И с этими словами он вынул из своей шляпы красное перо, воткнул его в скалу, и оно тотчас же загорелось, как факел, ярким пламенем.

Граф был поражен чудом; но так как, несмотря на свое ремесло пирата, он остался добрым католиком и так как ему и раньше незнакомец временами казался необычайно странным, то тут он не удержался и машинально поднял руку, чтобы сотворить крестное знамение.

Его собеседник поспешно удержал его.

— Не будем терять времени, граф, — сказал он ему.

И с этими словами он вытащил из-под плаща свиток пергамента и развернул его перед пиратом, который так и застыл в удивлении от представившегося ему необычайного плана.

— Как находите вы это, ваше сиятельство? — спросил его удивительный архитектор.

— Пре-вос-ход-но! — только и мог проговорить с расстановкой граф де Сурдис.

— Вы поняли, — продолжал незнакомец, — что я предполагаю сделать?

И в свою очередь он пустился в разъяснение деталей.
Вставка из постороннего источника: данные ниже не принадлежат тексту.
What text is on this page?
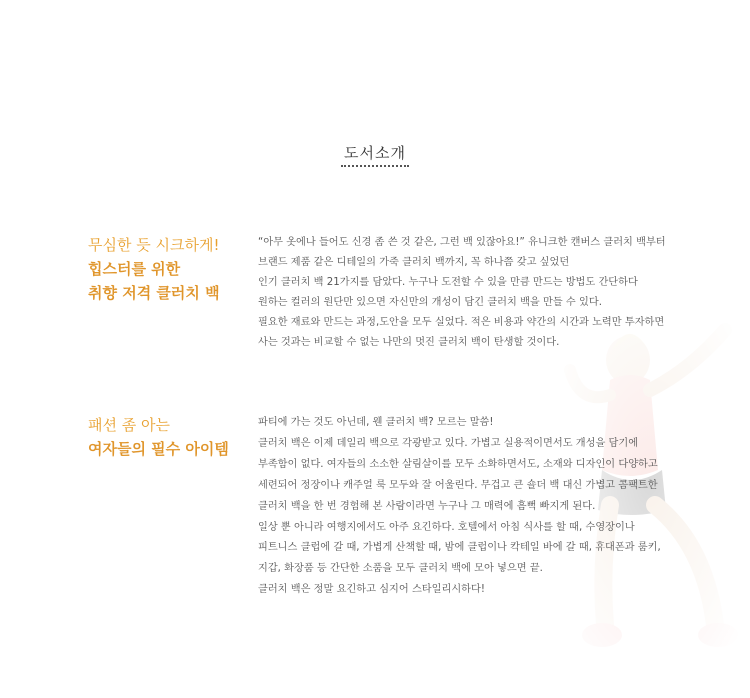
도서소개
무심한 듯 시크하게!
힙스터를 위한
취향 저격 클러치 백
“아무 옷에나 들어도 신경 좀 쓴 것 같은, 그런 백 있잖아요!” 유니크한 캔버스 클러치 백부터
브랜드 제품 같은 디테일의 가죽 클러치 백까지, 꼭 하나쯤 갖고 싶었던
인기 클러치 백 21가지를 담았다. 누구나 도전할 수 있을 만큼 만드는 방법도 간단하다
원하는 컬러의 원단만 있으면 자신만의 개성이 담긴 클러치 백을 만들 수 있다.
필요한 재료와 만드는 과정,도안을 모두 실었다. 적은 비용과 약간의 시간과 노력만 투자하면
사는 것과는 비교할 수 없는 나만의 멋진 클러치 백이 탄생할 것이다.
패션 좀 아는
여자들의 필수 아이템
파티에 가는 것도 아닌데, 웬 클러치 백? 모르는 말씀!
클러치 백은 이제 데일리 백으로 각광받고 있다. 가볍고 실용적이면서도 개성을 담기에
부족함이 없다. 여자들의 소소한 살림살이를 모두 소화하면서도, 소재와 디자인이 다양하고
세련되어 정장이나 캐주얼 룩 모두와 잘 어울린다. 무겁고 큰 숄더 백 대신 가볍고 콤팩트한
클러치 백을 한 번 경험해 본 사람이라면 누구나 그 매력에 흠뻑 빠지게 된다.
일상 뿐 아니라 여행지에서도 아주 요긴하다. 호텔에서 아침 식사를 할 때, 수영장이나
피트니스 클럽에 갈 때, 가볍게 산책할 때, 밤에 클럽이나 칵테일 바에 갈 때, 휴대폰과 룸키,
지갑, 화장품 등 간단한 소품을 모두 클러치 백에 모아 넣으면 끝.
클러치 백은 정말 요긴하고 심지어 스타일리시하다!
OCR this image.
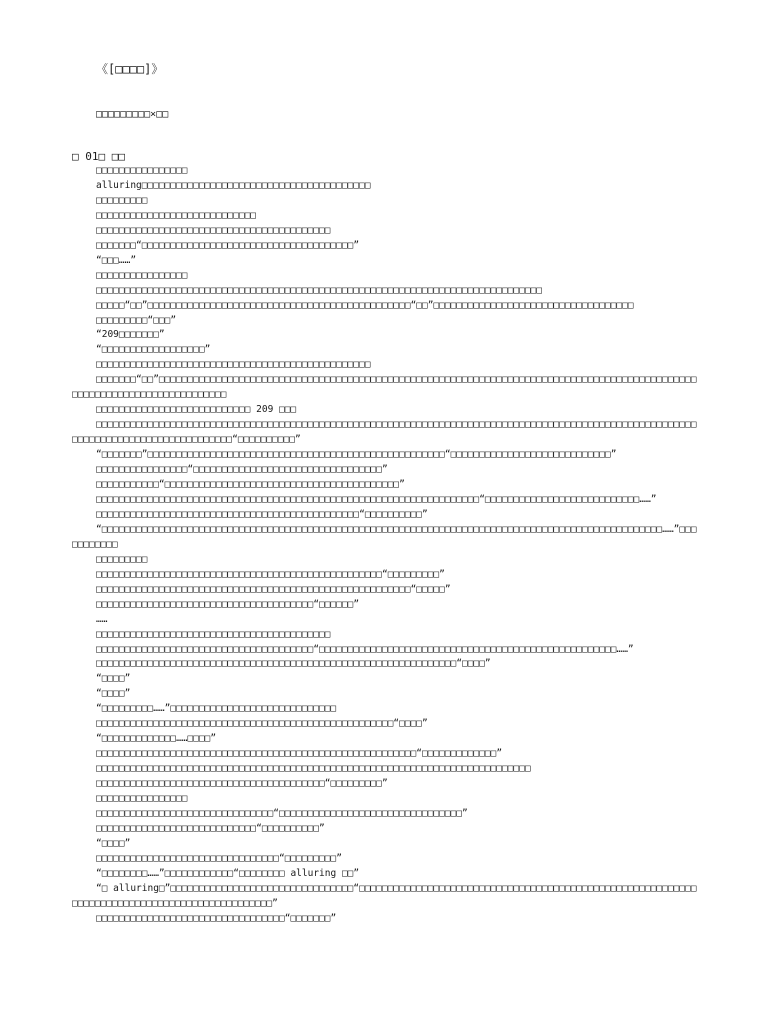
《[□□□□]》
□□□□□□□□□×□□
□ 01□ □□

□□□□□□□□□□□□□□□□

alluring□□□□□□□□□□□□□□□□□□□□□□□□□□□□□□□□□□□□□□□□

□□□□□□□□□

□□□□□□□□□□□□□□□□□□□□□□□□□□□□

□□□□□□□□□□□□□□□□□□□□□□□□□□□□□□□□□□□□□□□□□

□□□□□□□“□□□□□□□□□□□□□□□□□□□□□□□□□□□□□□□□□□□□□”

“□□□……”

□□□□□□□□□□□□□□□□

□□□□□□□□□□□□□□□□□□□□□□□□□□□□□□□□□□□□□□□□□□□□□□□□□□□□□□□□□□□□□□□□□□□□□□□□□□□□□□

□□□□□“□□”□□□□□□□□□□□□□□□□□□□□□□□□□□□□□□□□□□□□□□□□□□□□□□“□□”□□□□□□□□□□□□□□□□□□□□□□□□□□□□□□□□□□□

□□□□□□□□□“□□□”

“209□□□□□□□”

“□□□□□□□□□□□□□□□□□□”

□□□□□□□□□□□□□□□□□□□□□□□□□□□□□□□□□□□□□□□□□□□□□□□□

□□□□□□□“□□”□□□□□□□□□□□□□□□□□□□□□□□□□□□□□□□□□□□□□□□□□□□□□□□□□□□□□□□□□□□□□□□□□□□□□□□□□□□□□□□□□□□□□□□□□□□□□□□□□□□□□□□□□□□□□□□□□□□□□□□□□

□□□□□□□□□□□□□□□□□□□□□□□□□□□ 209 □□□

□□□□□□□□□□□□□□□□□□□□□□□□□□□□□□□□□□□□□□□□□□□□□□□□□□□□□□□□□□□□□□□□□□□□□□□□□□□□□□□□□□□□□□□□□□□□□□□□□□□□□□□□□□□□□□□□□□□□□□□□□□□□□□□□□□□□□“□□□□□□□□□□”

“□□□□□□□”□□□□□□□□□□□□□□□□□□□□□□□□□□□□□□□□□□□□□□□□□□□□□□□□□□□□“□□□□□□□□□□□□□□□□□□□□□□□□□□□□”

□□□□□□□□□□□□□□□□“□□□□□□□□□□□□□□□□□□□□□□□□□□□□□□□□□”

□□□□□□□□□□□“□□□□□□□□□□□□□□□□□□□□□□□□□□□□□□□□□□□□□□□□□”

□□□□□□□□□□□□□□□□□□□□□□□□□□□□□□□□□□□□□□□□□□□□□□□□□□□□□□□□□□□□□□□□□□□“□□□□□□□□□□□□□□□□□□□□□□□□□□□……”

□□□□□□□□□□□□□□□□□□□□□□□□□□□□□□□□□□□□□□□□□□□□□□“□□□□□□□□□□”

“□□□□□□□□□□□□□□□□□□□□□□□□□□□□□□□□□□□□□□□□□□□□□□□□□□□□□□□□□□□□□□□□□□□□□□□□□□□□□□□□□□□□□□□□□□□□□□□□□□……”□□□□□□□□□□□

□□□□□□□□□

□□□□□□□□□□□□□□□□□□□□□□□□□□□□□□□□□□□□□□□□□□□□□□□□□□“□□□□□□□□□”

□□□□□□□□□□□□□□□□□□□□□□□□□□□□□□□□□□□□□□□□□□□□□□□□□□□□□□□“□□□□□”

□□□□□□□□□□□□□□□□□□□□□□□□□□□□□□□□□□□□□□“□□□□□□”

……

□□□□□□□□□□□□□□□□□□□□□□□□□□□□□□□□□□□□□□□□□

□□□□□□□□□□□□□□□□□□□□□□□□□□□□□□□□□□□□□□“□□□□□□□□□□□□□□□□□□□□□□□□□□□□□□□□□□□□□□□□□□□□□□□□□□□□……”

□□□□□□□□□□□□□□□□□□□□□□□□□□□□□□□□□□□□□□□□□□□□□□□□□□□□□□□□□□□□□□□“□□□□”

“□□□□”

“□□□□”

“□□□□□□□□□……”□□□□□□□□□□□□□□□□□□□□□□□□□□□□□

□□□□□□□□□□□□□□□□□□□□□□□□□□□□□□□□□□□□□□□□□□□□□□□□□□□□“□□□□”

“□□□□□□□□□□□□□……□□□□”

□□□□□□□□□□□□□□□□□□□□□□□□□□□□□□□□□□□□□□□□□□□□□□□□□□□□□□□□“□□□□□□□□□□□□□”

□□□□□□□□□□□□□□□□□□□□□□□□□□□□□□□□□□□□□□□□□□□□□□□□□□□□□□□□□□□□□□□□□□□□□□□□□□□□

□□□□□□□□□□□□□□□□□□□□□□□□□□□□□□□□□□□□□□□□“□□□□□□□□□”

□□□□□□□□□□□□□□□□

□□□□□□□□□□□□□□□□□□□□□□□□□□□□□□□“□□□□□□□□□□□□□□□□□□□□□□□□□□□□□□□□”

□□□□□□□□□□□□□□□□□□□□□□□□□□□□“□□□□□□□□□□”

“□□□□”

□□□□□□□□□□□□□□□□□□□□□□□□□□□□□□□□“□□□□□□□□□”

“□□□□□□□□……”□□□□□□□□□□□□“□□□□□□□□ alluring □□”

“□ alluring□”□□□□□□□□□□□□□□□□□□□□□□□□□□□□□□□□“□□□□□□□□□□□□□□□□□□□□□□□□□□□□□□□□□□□□□□□□□□□□□□□□□□□□□□□□□□□□□□□□□□□□□□□□□□□□□□□□□□□□□□□□□□□□□□”

□□□□□□□□□□□□□□□□□□□□□□□□□□□□□□□□□“□□□□□□□”
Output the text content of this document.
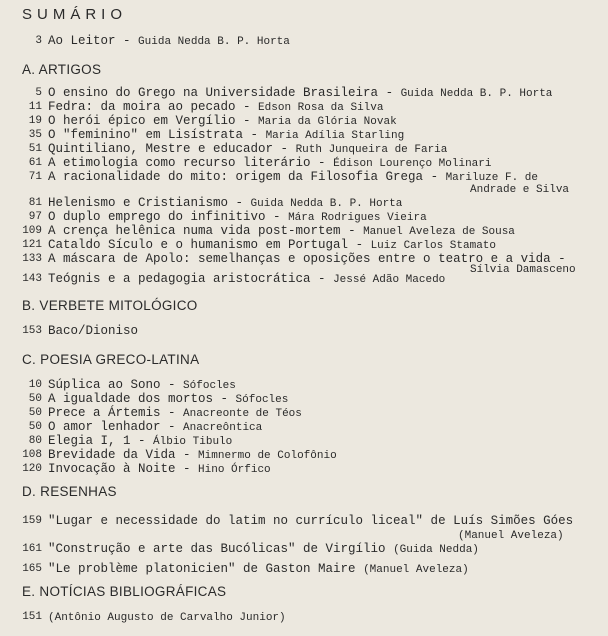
SUMÁRIO
3 Ao Leitor - Guida Nedda B. P. Horta
A. ARTIGOS
5 O ensino do Grego na Universidade Brasileira - Guida Nedda B. P. Horta
11 Fedra: da moira ao pecado - Edson Rosa da Silva
19 O herói épico em Vergílio - Maria da Glória Novak
35 O "feminino" em Lisístrata - Maria Adília Starling
51 Quintiliano, Mestre e educador - Ruth Junqueira de Faria
61 A etimologia como recurso literário - Édison Lourenço Molinari
71 A racionalidade do mito: origem da Filosofia Grega - Mariluze F. de
Andrade e Silva
81 Helenismo e Cristianismo - Guida Nedda B. P. Horta
97 O duplo emprego do infinitivo - Mára Rodrigues Vieira
109 A crença helênica numa vida post-mortem - Manuel Aveleza de Sousa
121 Cataldo Sículo e o humanismo em Portugal - Luiz Carlos Stamato
133 A máscara de Apolo: semelhanças e oposições entre o teatro e a vida -
Sílvia Damasceno
143 Teógnis e a pedagogia aristocrática - Jessé Adão Macedo
B. VERBETE MITOLÓGICO
153 Baco/Dioniso
C. POESIA GRECO-LATINA
10 Súplica ao Sono - Sófocles
50 A igualdade dos mortos - Sófocles
50 Prece a Ártemis - Anacreonte de Téos
50 O amor lenhador - Anacreôntica
80 Elegia I, 1 - Álbio Tibulo
108 Brevidade da Vida - Mimnermo de Colofônio
120 Invocação à Noite - Hino Órfico
D. RESENHAS
159 "Lugar e necessidade do latim no currículo liceal" de Luís Simões Góes
(Manuel Aveleza)
161 "Construção e arte das Bucólicas" de Virgílio (Guida Nedda)
165 "Le problème platonicien" de Gaston Maire (Manuel Aveleza)
E. NOTÍCIAS BIBLIOGRÁFICAS
151 (Antônio Augusto de Carvalho Junior)
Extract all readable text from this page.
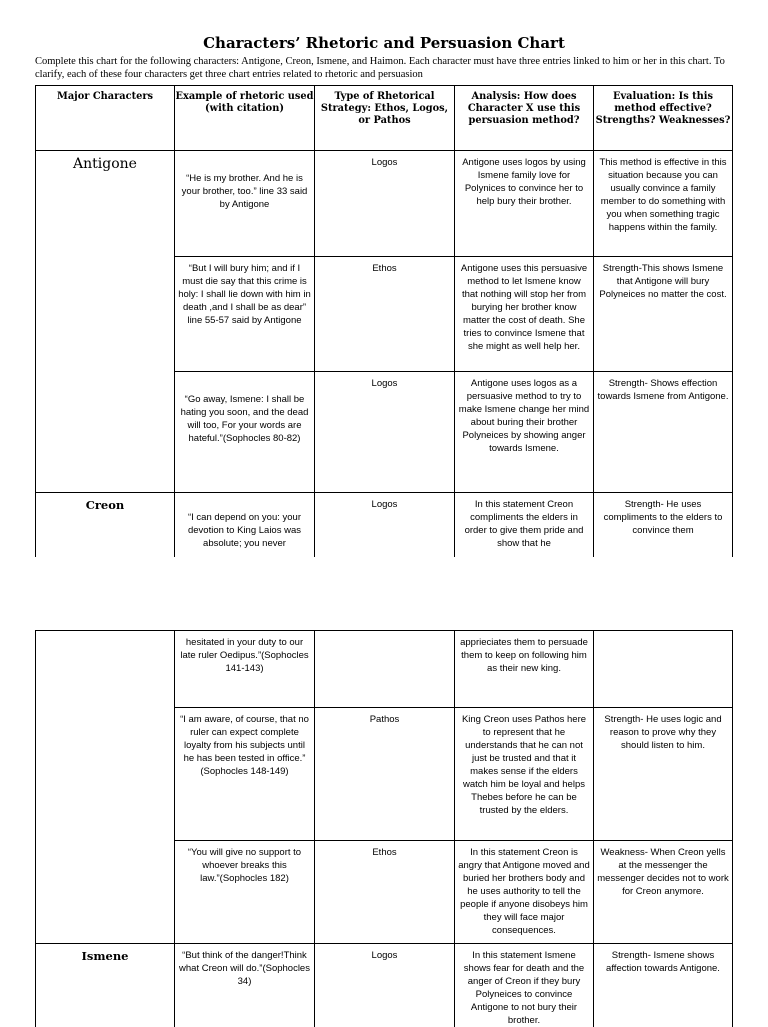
Characters’ Rhetoric and Persuasion Chart
Complete this chart for the following characters: Antigone, Creon, Ismene, and Haimon. Each character must have three entries linked to him or her in this chart. To clarify, each of these four characters get three chart entries related to rhetoric and persuasion
Major Characters	Example of rhetoric used (with citation)	Type of Rhetorical Strategy: Ethos, Logos, or Pathos	Analysis: How does Character X use this persuasion method?	Evaluation: Is this method effective? Strengths? Weaknesses?
Antigone	“He is my brother. And he is your brother, too.” line 33 said by Antigone	Logos	Antigone uses logos by using Ismene family love for Polynices to convince her to help bury their brother.	This method is effective in this situation because you can usually convince a family member to do something with you when something tragic happens within the family.
	“But I will bury him; and if I must die say that this crime is holy: I shall lie down with him in death ,and I shall be as dear” line 55-57 said by Antigone	Ethos	Antigone uses this persuasive method to let Ismene know that nothing will stop her from burying her brother know matter the cost of death. She tries to convince Ismene that she might as well help her.	Strength-This shows Ismene that Antigone will bury Polyneices no matter the cost.
	“Go away, Ismene: I shall be hating you soon, and the dead will too, For your words are hateful.”(Sophocles 80-82)	Logos	Antigone uses logos as a persuasive method to try to make Ismene change her mind about buring their brother Polyneices by showing anger towards Ismene.	Strength- Shows effection towards Ismene from Antigone.
Creon	“I can depend on you: your devotion to King Laios was absolute; you never	Logos	In this statement Creon compliments the elders in order to give them pride and show that he	Strength- He uses compliments to the elders to convince them
	hesitated in your duty to our late ruler Oedipus.”(Sophocles 141-143)		apprieciates them to persuade them to keep on following him as their new king.	
	“I am aware, of course, that no ruler can expect complete loyalty from his subjects until he has been tested in office.” (Sophocles 148-149)	Pathos	King Creon uses Pathos here to represent that he understands that he can not just be trusted and that it makes sense if the elders watch him be loyal and helps Thebes before he can be trusted by the elders.	Strength- He uses logic and reason to prove why they should listen to him.
	“You will give no support to whoever breaks this law.”(Sophocles 182)	Ethos	In this statement Creon is angry that Antigone moved and buried her brothers body and he uses authority to tell the people if anyone disobeys him they will face major consequences.	Weakness- When Creon yells at the messenger the messenger decides not to work for Creon anymore.
Ismene	“But think of the danger!Think what Creon will do.”(Sophocles 34)	Logos	In this statement Ismene shows fear for death and the anger of Creon if they bury Polyneices to convince Antigone to not bury their brother.	Strength- Ismene shows affection towards Antigone.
Старый морской волк слушал с разинутым ртом и готовыми выскочить из орбит глазами. Ни на минуту не спускал он взора с пергамента.

Когда архитектор окончил, пират некоторое время не мог проговорить ни слова — так взбудоражило ход его мыслей все, что ему пришлось услышать.

— И, — спросил он наконец с оттенком недоверия в голове, — вы считаете себя способным привести в исполнение такой шедевр?

— Нет ничего проще.

— Но у нас нет камня.

— Я найду.

— Но у нас нет рабочих, каменщиков.

— Я приведу их.

— Но железо, дерево — словом, все, что надо для такого сооружения, где взять все это?

— Это уж мое дело.

— Но это ведь будет мне стоить безумно дорого! — продолжал увертываться граф, так как в душу его закрадывался невольный страх.

— Ну! — произнес незнакомец, состроив презрительную гримасу и оттопырив нижнюю губу. — Это почти ничего не будет стоить — так, пустяки!

— А сколько времени потребуется для возведения замка в том виде, как он изображен на плане?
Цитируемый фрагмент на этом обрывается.